Но, не успела она договорить, как свой вопрос задала её мать:
— И каким образом тебе и доктора удалось на свою сторону привлечь?
Агриппина Ивановна хмыкнула; всё происходящее словно бы забавляло её.
— А скажи мне, дочура, — сказала она, — как тебя звать-величать по имени-отчеству? И видела ли ты хоть раз в глаза собственного отца?
Тут же громко задребезжала посуда: Аглая ухватилась обеими руками за скатерть — явно для того, чтобы удержаться от падения со стула. И ответила за неё Зина:
— Тихомирова Аглая Сергеевна... — едва слышно прошептал она. — А я-то всегда считала, что дедушка давно умер...

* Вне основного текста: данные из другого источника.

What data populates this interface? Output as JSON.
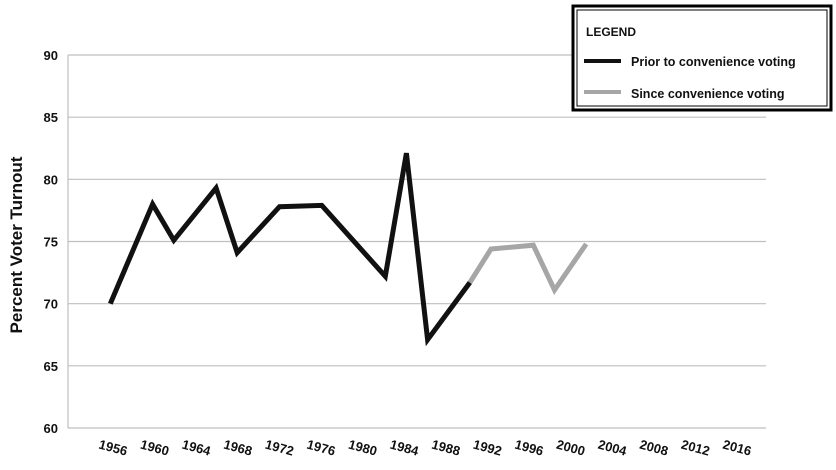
{
  "chart_data": {
    "type": "line",
    "ylabel": "Percent Voter Turnout",
    "xlabel": "",
    "title": "",
    "ylim": [
      60,
      90
    ],
    "yticks": [
      60,
      65,
      70,
      75,
      80,
      85,
      90
    ],
    "x_tick_labels": [
      "1956",
      "1960",
      "1964",
      "1968",
      "1972",
      "1976",
      "1980",
      "1984",
      "1988",
      "1992",
      "1996",
      "2000",
      "2004",
      "2008",
      "2012",
      "2016"
    ],
    "grid": "horizontal",
    "legend": {
      "title": "LEGEND",
      "placement": "top-right",
      "entries": [
        {
          "label": "Prior to convenience voting",
          "color": "#111111"
        },
        {
          "label": "Since convenience voting",
          "color": "#a6a6a6"
        }
      ]
    },
    "series": [
      {
        "name": "Prior to convenience voting",
        "color": "#111111",
        "points": [
          [
            1956,
            70.0
          ],
          [
            1960,
            78.0
          ],
          [
            1962,
            75.1
          ],
          [
            1966,
            79.3
          ],
          [
            1968,
            74.1
          ],
          [
            1972,
            77.8
          ],
          [
            1976,
            77.9
          ],
          [
            1982,
            72.2
          ],
          [
            1984,
            82.1
          ],
          [
            1986,
            67.1
          ],
          [
            1990,
            71.7
          ]
        ]
      },
      {
        "name": "Since convenience voting",
        "color": "#a6a6a6",
        "points": [
          [
            1990,
            71.7
          ],
          [
            1992,
            74.4
          ],
          [
            1996,
            74.7
          ],
          [
            1998,
            71.1
          ],
          [
            2001,
            74.8
          ]
        ]
      }
    ]
  }
}
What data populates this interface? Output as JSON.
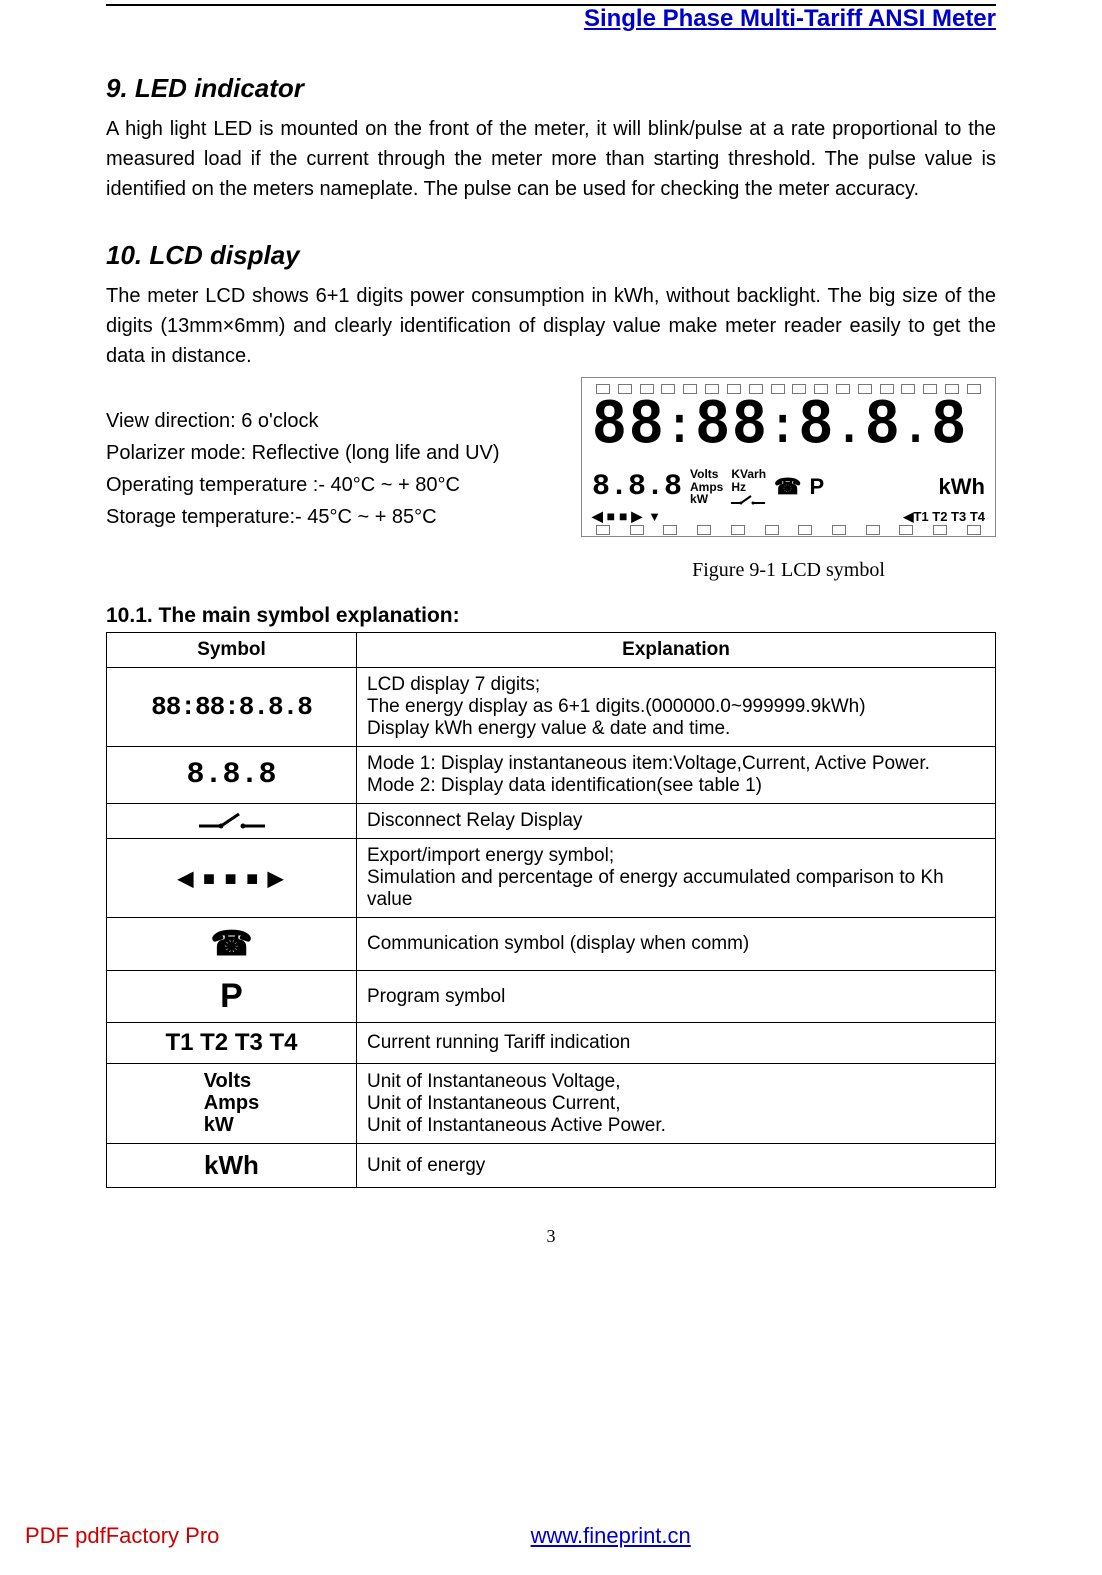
{
  "header": {
    "title": "Single Phase Multi-Tariff ANSI Meter"
  },
  "section9": {
    "heading": "9.   LED indicator",
    "body": "A high light LED is mounted on the front of the meter, it will blink/pulse at a rate proportional to the measured load if the current through the meter more than starting threshold. The pulse value is identified on the meters nameplate. The pulse can be used for checking the meter accuracy."
  },
  "section10": {
    "heading": "10. LCD display",
    "body": "The meter LCD shows 6+1 digits power consumption in kWh, without backlight. The big size of the digits (13mm×6mm) and clearly identification of display value make meter reader easily to get the data in distance.",
    "specs": {
      "view_direction": "View direction: 6 o'clock",
      "polarizer": "Polarizer mode: Reflective (long life and UV)",
      "op_temp": "Operating temperature :- 40°C ~ + 80°C",
      "storage_temp": "Storage temperature:- 45°C ~ + 85°C"
    },
    "figure_caption": "Figure 9-1 LCD symbol",
    "lcd": {
      "row2_labels_col1": [
        "Volts",
        "Amps",
        "kW"
      ],
      "row2_labels_col2": [
        "KVarh",
        "Hz"
      ],
      "kwh": "kWh",
      "comm_glyph": "☎",
      "prog_glyph": "P",
      "tariffs": "T1 T2 T3 T4",
      "arrow_left": "◀",
      "arrow_down": "▼",
      "relay_glyph": "⟜⟍⟞"
    }
  },
  "table": {
    "heading": "10.1. The main symbol explanation:",
    "columns": [
      "Symbol",
      "Explanation"
    ],
    "rows": [
      {
        "symbol_kind": "digits7",
        "symbol_text": "88:88:8.8.8",
        "explanation": "LCD display 7 digits;\nThe energy display as 6+1 digits.(000000.0~999999.9kWh)\nDisplay kWh energy value & date and time.",
        "font_size": 26
      },
      {
        "symbol_kind": "digits3",
        "symbol_text": "8.8.8",
        "explanation": "Mode 1: Display instantaneous item:Voltage,Current, Active Power.\nMode 2: Display data identification(see table 1)",
        "font_size": 30
      },
      {
        "symbol_kind": "relay",
        "symbol_text": "",
        "explanation": "Disconnect Relay Display"
      },
      {
        "symbol_kind": "exportimport",
        "symbol_text": "◀ ■ ■ ■ ▶",
        "explanation": "Export/import energy symbol;\nSimulation and percentage of energy accumulated comparison to Kh value"
      },
      {
        "symbol_kind": "comm",
        "symbol_text": "☎",
        "explanation": "   Communication symbol (display when comm)",
        "font_size": 34
      },
      {
        "symbol_kind": "prog",
        "symbol_text": "P",
        "explanation": "   Program symbol",
        "font_size": 34
      },
      {
        "symbol_kind": "tariff",
        "symbol_text": "T1 T2 T3 T4",
        "explanation": "Current running Tariff indication",
        "font_size": 24
      },
      {
        "symbol_kind": "units",
        "symbol_text": "Volts\nAmps\nkW",
        "explanation": "Unit of Instantaneous Voltage,\nUnit of Instantaneous Current,\nUnit of Instantaneous Active Power.",
        "font_size": 20
      },
      {
        "symbol_kind": "kwh",
        "symbol_text": "kWh",
        "explanation": "Unit of energy",
        "font_size": 26
      }
    ]
  },
  "page_number": "3",
  "footer": {
    "left": "PDF      pdfFactory Pro",
    "link_text": "www.fineprint.cn"
  },
  "colors": {
    "header_blue": "#0000cc",
    "footer_red": "#cc0000",
    "border": "#000000",
    "tick_border": "#888888"
  }
}
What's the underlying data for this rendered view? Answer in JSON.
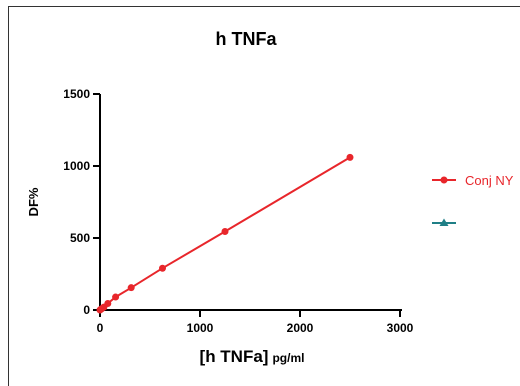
{
  "chart_data": {
    "type": "line",
    "title": "h TNFa",
    "ylabel": "DF%",
    "xlabel": "[h TNFa]",
    "xlabel_unit": "pg/ml",
    "xlim": [
      0,
      3000
    ],
    "ylim": [
      0,
      1500
    ],
    "xticks": [
      "0",
      "1000",
      "2000",
      "3000"
    ],
    "yticks": [
      "0",
      "500",
      "1000",
      "1500"
    ],
    "grid": false,
    "legend_position": "right",
    "series": [
      {
        "name": "Conj NY",
        "color": "#e8262b",
        "marker": "circle",
        "x": [
          0,
          9.8,
          19.5,
          39,
          78,
          156,
          312,
          625,
          1250,
          2500
        ],
        "y": [
          0,
          5,
          10,
          20,
          45,
          90,
          155,
          290,
          545,
          1060
        ]
      },
      {
        "name": "",
        "color": "#1f7f86",
        "marker": "triangle",
        "x": [],
        "y": []
      }
    ]
  }
}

— Как видишь, он жив! — Агриппина кивком головы указала на доктора. — Но помогать он мне взялся отнюдь не из сентиментальных побуждений. Ведь, как ни крути, венчаным мужем он мне не был. И, как говорится, чей бы бычок ни гулял, а теля — наше. Нет, Сереженька задолжал мне за ту помощь, что я ему оказывала по части врачевания. Кабы не мои настойки и порошки, разве бы он стольких пациентов на ноги поставил? Не то, чтобы он уж совсем бесталанный доктор, но — звёзд с неба не хватает, это точно.